Barnes is pleading guilty because he helped with the plot, but Mead insisted he was “a very minor player in the entire event.”

“The problem was that he was still a player, therefore he was involved in the conspiracy,” Mead said. “That’s why he was charged with it and that’s why he’s got to plead guilty to it.”

Asked to describe Barnes’ role, Mead said, “I think he was there and he may have driven some people around. But he certainly didn’t manufacture anything and he wasn’t the mastermind.”

The indictment says Diehl-Armstrong asked Barnes how to make a pipe bomb the month before the robbery and told Barnes she wanted to use the money from the heist to pay Barnes to kill her father. Prosecutors have said Diehl-Armstrong was upset with her father about an inheritance dispute.

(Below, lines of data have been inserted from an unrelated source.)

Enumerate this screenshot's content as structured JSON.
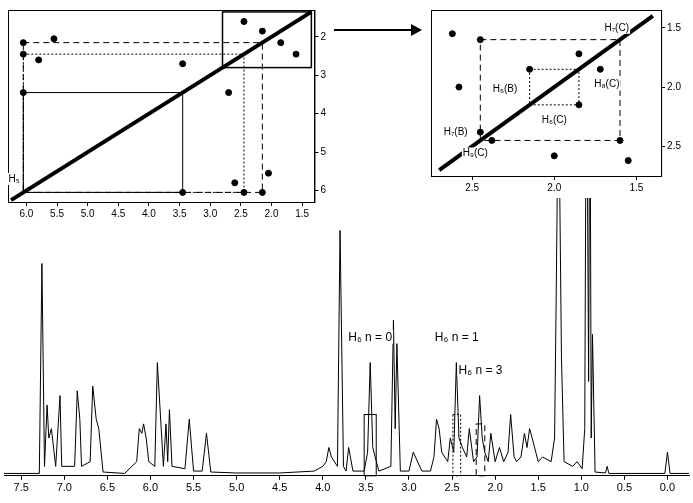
{
  "chart_data": [
    {
      "type": "line",
      "x": [
        -0.25,
        -0.03,
        0,
        0.03,
        0.68,
        0.7,
        0.72,
        0.84,
        0.87,
        0.885,
        0.9,
        0.915,
        0.94,
        0.96,
        0.99,
        1.05,
        1.1,
        1.2,
        1.23,
        1.25,
        1.27,
        1.29,
        1.31,
        1.35,
        1.45,
        1.5,
        1.57,
        1.6,
        1.63,
        1.66,
        1.7,
        1.75,
        1.78,
        1.82,
        1.85,
        1.9,
        1.95,
        2.0,
        2.05,
        2.08,
        2.12,
        2.15,
        2.18,
        2.21,
        2.25,
        2.3,
        2.33,
        2.38,
        2.42,
        2.45,
        2.48,
        2.52,
        2.55,
        2.62,
        2.65,
        2.68,
        2.71,
        2.75,
        2.85,
        2.95,
        3.0,
        3.1,
        3.14,
        3.16,
        3.18,
        3.21,
        3.35,
        3.42,
        3.45,
        3.48,
        3.52,
        3.65,
        3.7,
        3.73,
        3.76,
        3.8,
        3.83,
        3.9,
        3.93,
        3.96,
        4.0,
        4.1,
        4.5,
        5.0,
        5.3,
        5.35,
        5.4,
        5.5,
        5.55,
        5.6,
        5.75,
        5.78,
        5.8,
        5.82,
        5.85,
        5.92,
        5.95,
        6.02,
        6.05,
        6.08,
        6.1,
        6.13,
        6.16,
        6.3,
        6.55,
        6.6,
        6.63,
        6.67,
        6.7,
        6.8,
        6.82,
        6.85,
        6.88,
        7.03,
        7.05,
        7.08,
        7.1,
        7.15,
        7.18,
        7.2,
        7.23,
        7.26,
        7.29,
        7.7
      ],
      "values": [
        0.5,
        0.5,
        5,
        0.5,
        0.5,
        2,
        0.6,
        0.8,
        30,
        8,
        95,
        20,
        100,
        10,
        1.5,
        3,
        2,
        3,
        25,
        60,
        77,
        40,
        8,
        3,
        4,
        3,
        8,
        10,
        6,
        9,
        4,
        3,
        4,
        13,
        5,
        3,
        6,
        3,
        9,
        3,
        5,
        8,
        17,
        4,
        3,
        10,
        4,
        6,
        8,
        24,
        5,
        8,
        3,
        5,
        10,
        12,
        4,
        1,
        1,
        5,
        1,
        1,
        28,
        10,
        33,
        2,
        1,
        6,
        24,
        5,
        1,
        1,
        6,
        1,
        2,
        52,
        2,
        4,
        6,
        3,
        2,
        1,
        0.6,
        0.6,
        0.8,
        9,
        1,
        1,
        12,
        1.5,
        2,
        14,
        3,
        11,
        2,
        24,
        2,
        3,
        8,
        11,
        9,
        10,
        3,
        0.5,
        0.8,
        10,
        12,
        19,
        3,
        2,
        12,
        18,
        2,
        2,
        17,
        8,
        2,
        10,
        8,
        15,
        2,
        45,
        0.5,
        0.5
      ],
      "xlim": [
        7.7,
        -0.25
      ],
      "xticks": [
        7.5,
        {
          "value": 7,
          "label": "7.0"
        },
        6.5,
        {
          "value": 6,
          "label": "6.0"
        },
        5.5,
        {
          "value": 5,
          "label": "5.0"
        },
        4.5,
        {
          "value": 4,
          "label": "4.0"
        },
        3.5,
        {
          "value": 3,
          "label": "3.0"
        },
        2.5,
        {
          "value": 2,
          "label": "2.0"
        },
        1.5,
        {
          "value": 1,
          "label": "1.0"
        },
        0.5,
        {
          "value": 0,
          "label": "0.0"
        }
      ],
      "ylim": [
        0,
        100
      ],
      "tick_labels": "x",
      "grid": false,
      "color": "#000000",
      "annotations": [
        {
          "text": "H₆ n = 0",
          "x_range": [
            3.38,
            3.52
          ],
          "y_range": [
            0,
            13
          ],
          "label_y": 28,
          "line_style": "solid"
        },
        {
          "text": "H₆ n = 1",
          "x_range": [
            2.4,
            2.49
          ],
          "y_range": [
            0,
            13
          ],
          "label_y": 28,
          "line_style": "dotted"
        },
        {
          "text": "H₆ n = 3",
          "x_range": [
            2.12,
            2.22
          ],
          "y_range": [
            0,
            11
          ],
          "label_y": 21,
          "line_style": "dashed"
        }
      ]
    },
    {
      "type": "scatter",
      "x": [
        6.05,
        3.45,
        6.05,
        2.45,
        6.05,
        2.15,
        5.8,
        2.6,
        3.45,
        2.7,
        5.55,
        2.05,
        1.6,
        2.45,
        1.85,
        2.15
      ],
      "values": [
        3.45,
        6.05,
        2.45,
        6.05,
        2.15,
        6.05,
        2.6,
        5.8,
        2.7,
        3.45,
        2.05,
        5.55,
        2.45,
        1.6,
        2.15,
        1.85
      ],
      "diagonal": [
        6.25,
        1.35
      ],
      "xlim": [
        6.3,
        1.3
      ],
      "xticks": [
        {
          "value": 6,
          "label": "6.0"
        },
        5.5,
        {
          "value": 5,
          "label": "5.0"
        },
        4.5,
        {
          "value": 4,
          "label": "4.0"
        },
        3.5,
        {
          "value": 3,
          "label": "3.0"
        },
        2.5,
        {
          "value": 2,
          "label": "2.0"
        },
        1.5
      ],
      "ylim": [
        6.3,
        1.3
      ],
      "yticks": [
        2,
        3,
        4,
        5,
        6
      ],
      "grid": false,
      "color": "#000000",
      "connections": [
        {
          "from": 6.05,
          "to": 3.45,
          "line_style": "solid"
        },
        {
          "from": 6.05,
          "to": 2.45,
          "line_style": "dotted"
        },
        {
          "from": 6.05,
          "to": 2.15,
          "line_style": "dashed"
        }
      ],
      "zoom_box": {
        "x": [
          2.8,
          1.35
        ],
        "y": [
          2.8,
          1.35
        ]
      },
      "annotations": [
        {
          "text": "H₅",
          "x": 6.2,
          "y": 5.7
        }
      ]
    },
    {
      "type": "scatter",
      "x": [
        2.62,
        1.55,
        2.45,
        1.6,
        2.15,
        1.85,
        1.72,
        1.85,
        2.0,
        2.58,
        2.45,
        2.38
      ],
      "values": [
        1.55,
        2.62,
        1.6,
        2.45,
        1.85,
        2.15,
        1.85,
        1.72,
        2.58,
        2.0,
        2.38,
        2.45
      ],
      "diagonal": [
        2.7,
        1.4
      ],
      "xlim": [
        2.75,
        1.35
      ],
      "xticks": [
        2.5,
        {
          "value": 2,
          "label": "2.0"
        },
        1.5
      ],
      "ylim": [
        2.75,
        1.35
      ],
      "yticks": [
        1.5,
        {
          "value": 2,
          "label": "2.0"
        },
        2.5
      ],
      "grid": false,
      "color": "#000000",
      "connections": [
        {
          "from": 2.45,
          "to": 1.6,
          "line_style": "dashed"
        },
        {
          "from": 2.15,
          "to": 1.85,
          "line_style": "dotted"
        }
      ],
      "annotations": [
        {
          "text": "H₇(C)",
          "x": 1.62,
          "y": 1.5
        },
        {
          "text": "H₈(C)",
          "x": 1.68,
          "y": 1.98
        },
        {
          "text": "H₆(B)",
          "x": 2.3,
          "y": 2.02
        },
        {
          "text": "H₆(C)",
          "x": 2.0,
          "y": 2.28
        },
        {
          "text": "H₇(B)",
          "x": 2.6,
          "y": 2.38
        },
        {
          "text": "H₉(C)",
          "x": 2.48,
          "y": 2.56
        }
      ]
    }
  ]
}
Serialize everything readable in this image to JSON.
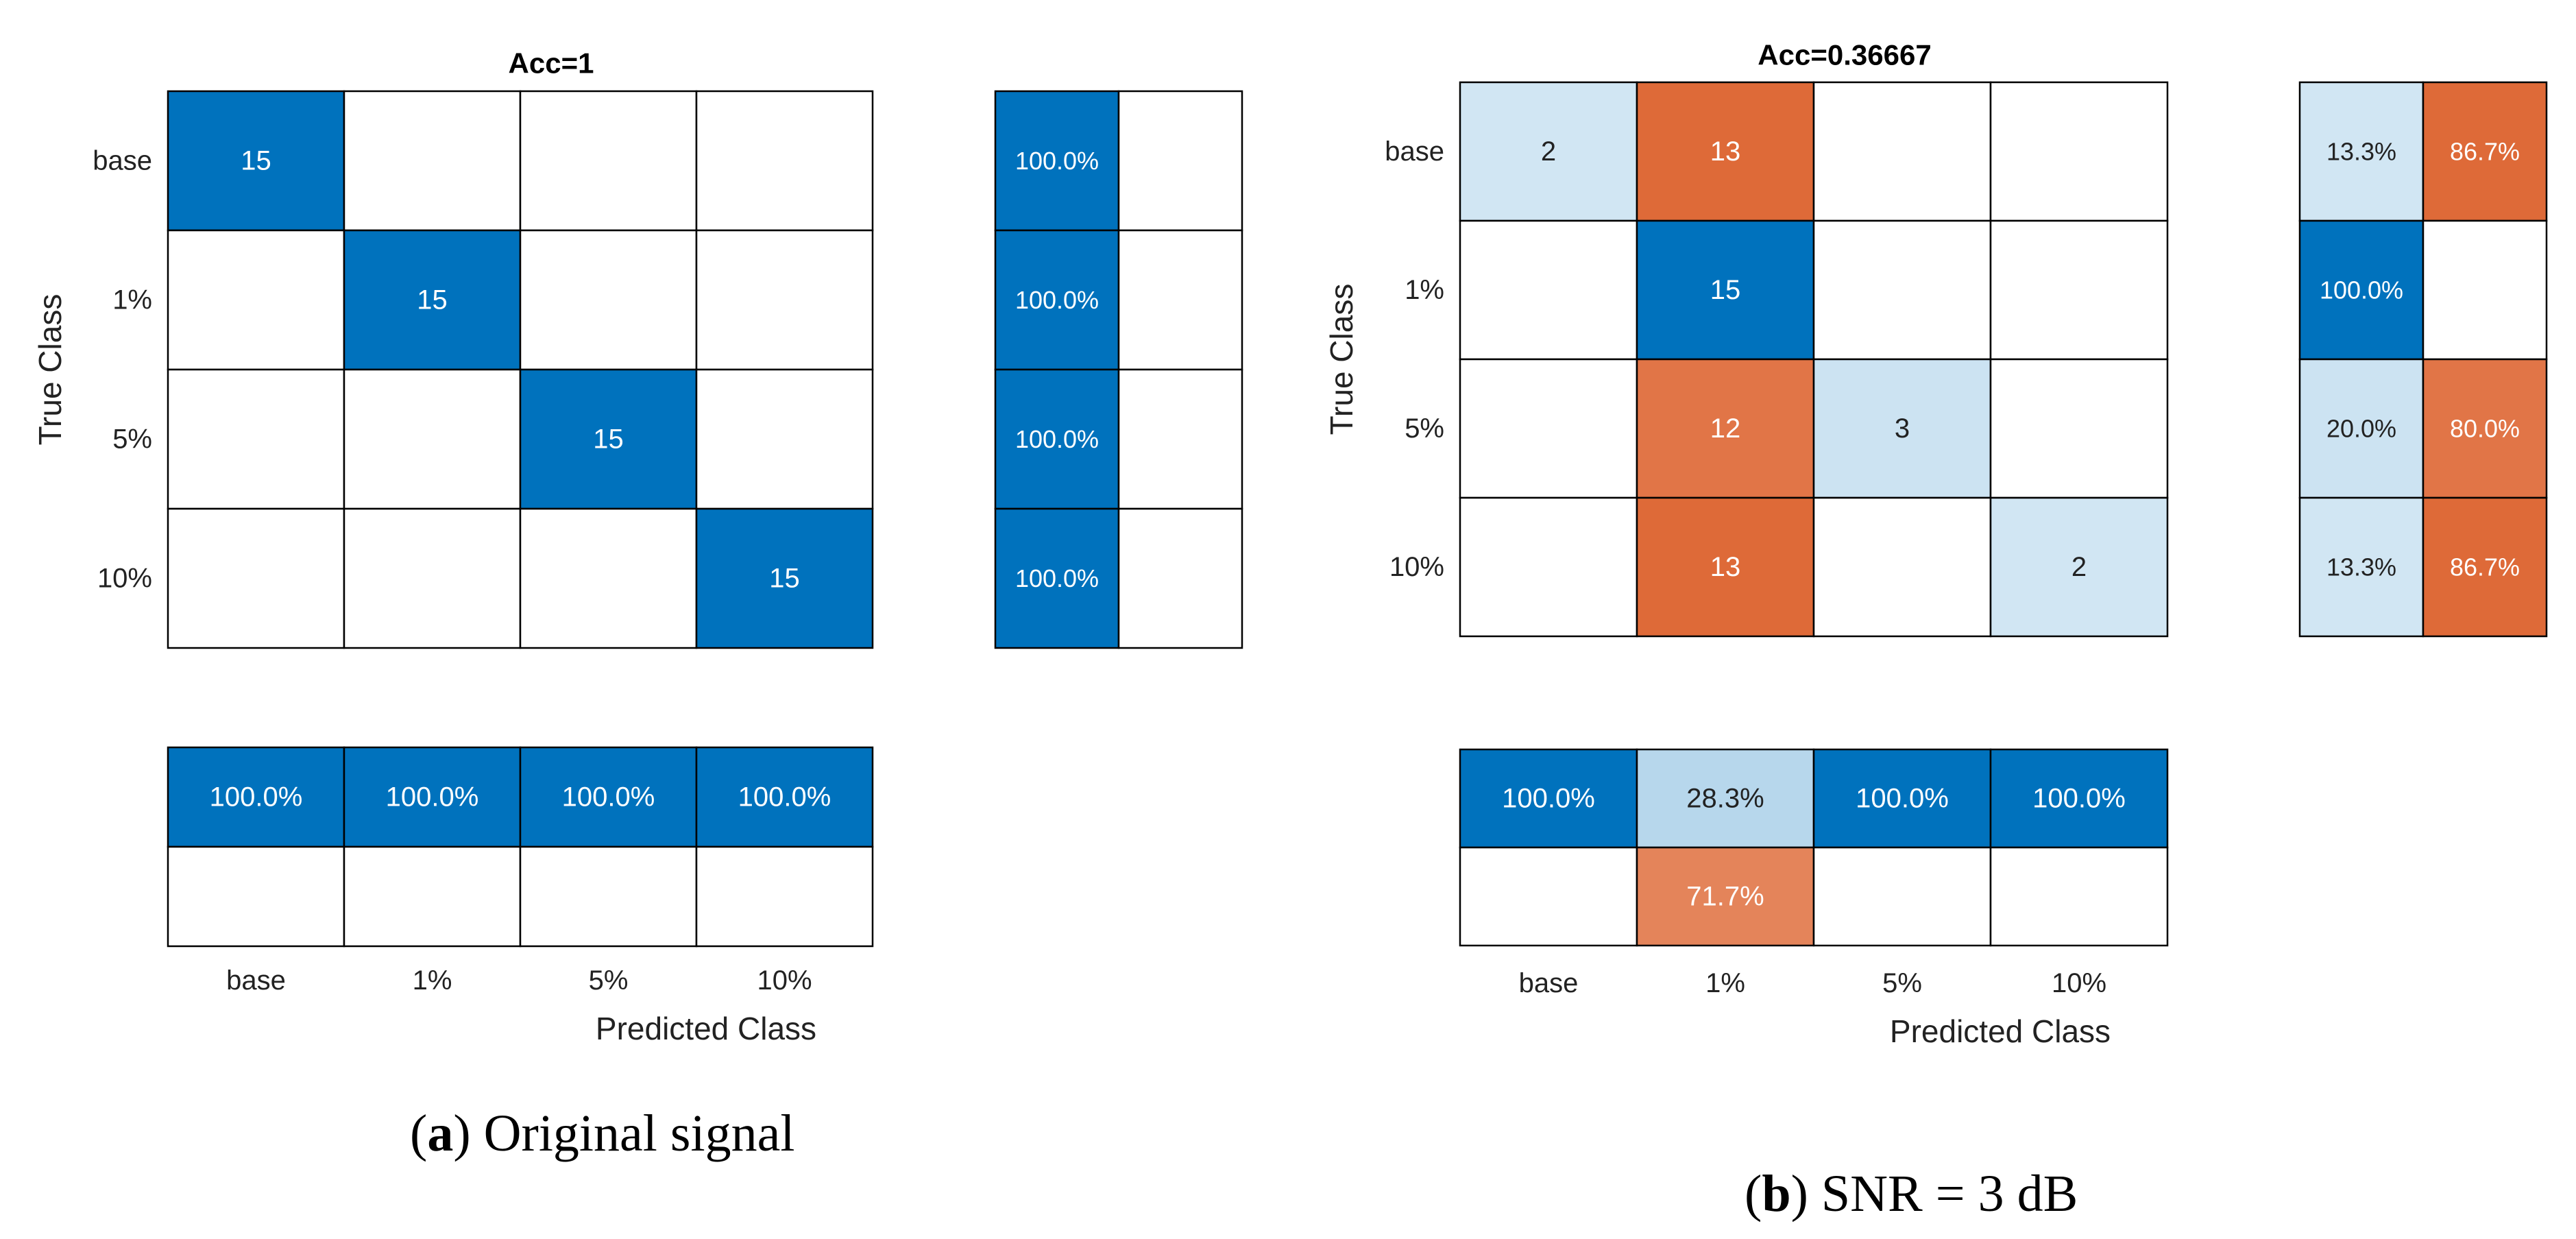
{
  "colors": {
    "correct_strong": "#0072BD",
    "correct_light": "#D2E4F3",
    "error_strong": "#D95319",
    "grid": "#000000",
    "background": "#ffffff",
    "text_dark": "#222222",
    "text_light": "#ffffff"
  },
  "captions": {
    "a_letter": "a",
    "a_rest": ") Original signal",
    "b_letter": "b",
    "b_rest": ") SNR = 3 dB"
  },
  "chart_data": [
    {
      "type": "confusion_matrix",
      "panel": "a",
      "title": "Acc=1",
      "xlabel": "Predicted Class",
      "ylabel": "True Class",
      "classes": [
        "base",
        "1%",
        "5%",
        "10%"
      ],
      "matrix": [
        [
          15,
          0,
          0,
          0
        ],
        [
          0,
          15,
          0,
          0
        ],
        [
          0,
          0,
          15,
          0
        ],
        [
          0,
          0,
          0,
          15
        ]
      ],
      "row_summary": [
        [
          "100.0%",
          ""
        ],
        [
          "100.0%",
          ""
        ],
        [
          "100.0%",
          ""
        ],
        [
          "100.0%",
          ""
        ]
      ],
      "col_summary": [
        [
          "100.0%",
          ""
        ],
        [
          "100.0%",
          ""
        ],
        [
          "100.0%",
          ""
        ],
        [
          "100.0%",
          ""
        ]
      ]
    },
    {
      "type": "confusion_matrix",
      "panel": "b",
      "title": "Acc=0.36667",
      "xlabel": "Predicted Class",
      "ylabel": "True Class",
      "classes": [
        "base",
        "1%",
        "5%",
        "10%"
      ],
      "matrix": [
        [
          2,
          13,
          0,
          0
        ],
        [
          0,
          15,
          0,
          0
        ],
        [
          0,
          12,
          3,
          0
        ],
        [
          0,
          13,
          0,
          2
        ]
      ],
      "row_summary": [
        [
          "13.3%",
          "86.7%"
        ],
        [
          "100.0%",
          ""
        ],
        [
          "20.0%",
          "80.0%"
        ],
        [
          "13.3%",
          "86.7%"
        ]
      ],
      "col_summary": [
        [
          "100.0%",
          ""
        ],
        [
          "28.3%",
          "71.7%"
        ],
        [
          "100.0%",
          ""
        ],
        [
          "100.0%",
          ""
        ]
      ]
    }
  ]
}
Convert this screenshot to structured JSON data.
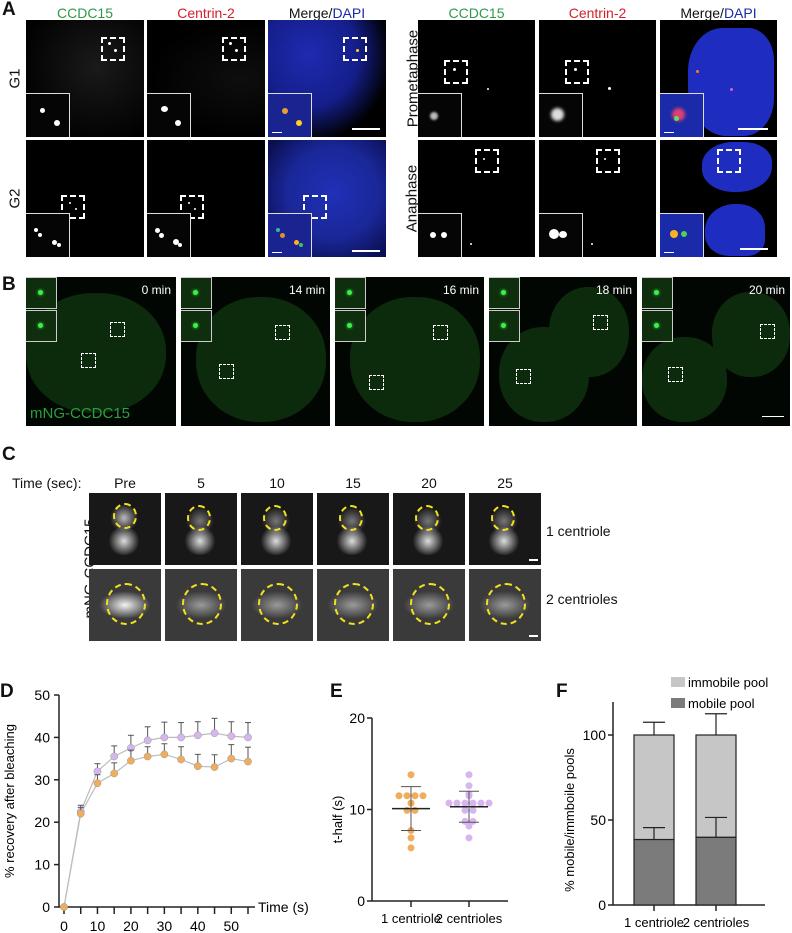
{
  "panel_A": {
    "label": "A",
    "channel_headers": {
      "ccdc15": "CCDC15",
      "centrin": "Centrin-2",
      "merge": "Merge/",
      "dapi": "DAPI"
    },
    "row_labels": {
      "g1": "G1",
      "g2": "G2",
      "prometaphase": "Prometaphase",
      "anaphase": "Anaphase"
    }
  },
  "panel_B": {
    "label": "B",
    "timepoints": [
      "0 min",
      "14 min",
      "16 min",
      "18 min",
      "20 min"
    ],
    "construct_label": "mNG-CCDC15"
  },
  "panel_C": {
    "label": "C",
    "time_header": "Time (sec):",
    "timepoints": [
      "Pre",
      "5",
      "10",
      "15",
      "20",
      "25"
    ],
    "row_label": "mNG-CCDC15",
    "row_conditions": [
      "1 centriole",
      "2 centrioles"
    ]
  },
  "colors": {
    "orange": "#f0ad5c",
    "purple": "#d7b6ef",
    "line_gray": "#bdbdbd",
    "immobile": "#c6c6c6",
    "mobile": "#7b7b7b",
    "green_label": "#2e9a47",
    "red_label": "#d4202a",
    "blue_label": "#1a2aa8"
  },
  "chart_data": [
    {
      "panel": "D",
      "type": "line",
      "title": "",
      "xlabel": "Time (s)",
      "ylabel": "% recovery after bleaching",
      "x": [
        0,
        5,
        10,
        15,
        20,
        25,
        30,
        35,
        40,
        45,
        50,
        55
      ],
      "x_ticks": [
        0,
        10,
        20,
        30,
        40,
        50
      ],
      "y_ticks": [
        0,
        10,
        20,
        30,
        40,
        50
      ],
      "xlim": [
        0,
        57
      ],
      "ylim": [
        0,
        50
      ],
      "grid": false,
      "series": [
        {
          "name": "2 centrioles",
          "color": "#d7b6ef",
          "values": [
            0,
            22.5,
            32,
            35.5,
            37.5,
            39.3,
            40,
            40,
            40.5,
            41,
            40.3,
            40
          ],
          "error": [
            0,
            1.5,
            1.8,
            2.5,
            3,
            3.2,
            3.6,
            3.5,
            3.2,
            3.5,
            3.4,
            3.5
          ]
        },
        {
          "name": "1 centriole",
          "color": "#f0ad5c",
          "values": [
            0,
            22,
            29.2,
            31.5,
            34.5,
            35.5,
            36,
            34.8,
            33.2,
            33,
            35,
            34.3
          ],
          "error": [
            0,
            1.5,
            2,
            2.5,
            2.5,
            2.3,
            2.5,
            3,
            2.8,
            2.9,
            3.3,
            3.4
          ]
        }
      ]
    },
    {
      "panel": "E",
      "type": "scatter",
      "title": "",
      "xlabel": "",
      "ylabel": "t-half (s)",
      "categories": [
        "1 centriole",
        "2 centrioles"
      ],
      "y_ticks": [
        0,
        10,
        20
      ],
      "ylim": [
        0,
        20
      ],
      "series": [
        {
          "name": "1 centriole",
          "color": "#f0ad5c",
          "values": [
            13.8,
            11.5,
            11.5,
            11.5,
            11.5,
            10.7,
            9.9,
            9.9,
            7.7,
            6.9,
            5.8
          ],
          "mean": 10.1,
          "sd_upper": 12.5,
          "sd_lower": 7.7
        },
        {
          "name": "2 centrioles",
          "color": "#d7b6ef",
          "values": [
            13.8,
            12.6,
            11.7,
            11.5,
            10.7,
            10.7,
            10.7,
            10.7,
            10.7,
            10.7,
            9.9,
            9.9,
            8.7,
            8.7,
            8.2,
            6.9
          ],
          "mean": 10.3,
          "sd_upper": 12.0,
          "sd_lower": 8.6
        }
      ]
    },
    {
      "panel": "F",
      "type": "bar",
      "stacked": true,
      "title": "",
      "xlabel": "",
      "ylabel": "% mobile/immboile pools",
      "categories": [
        "1 centriole",
        "2 centrioles"
      ],
      "y_ticks": [
        0,
        50,
        100
      ],
      "ylim": [
        0,
        120
      ],
      "legend": {
        "position": "top-right",
        "entries": [
          "immobile pool",
          "mobile pool"
        ]
      },
      "series": [
        {
          "name": "mobile pool",
          "color": "#7b7b7b",
          "values": [
            38.5,
            39.8
          ],
          "error_upper": [
            45.5,
            51.5
          ]
        },
        {
          "name": "immobile pool",
          "color": "#c6c6c6",
          "values": [
            61.5,
            60.2
          ],
          "error_upper": [
            107.5,
            112.5
          ]
        }
      ]
    }
  ]
}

The indictment doesn’t accuse Barnes of helping to make the bomb or the collar, but Mead said he faces the aiding and abetting charge because the device was used as part of the plot.

The day of the heist, Barnes drove Diehl-Armstrong and others involved to various places and, the day before, discussed the plan with the others, the indictment said.

Diehl-Armstrong is serving seven to 20 years in state prison after pleading guilty but mentally ill to killing her boyfriend, James Roden, 45, in the weeks leading up to the bank robbery.

Prosecutors said she killed Roden because she feared he would tell authorities of the bank robbery plot.

Rothstein helped make the time bomb that killed Wells and phoned in the pizza order used to lure Wells to a secluded spot on a dead-end road, the indictment said. That’s where Wells told authorities he was accosted, though authorities have never said by whom, and forced to wear the bomb.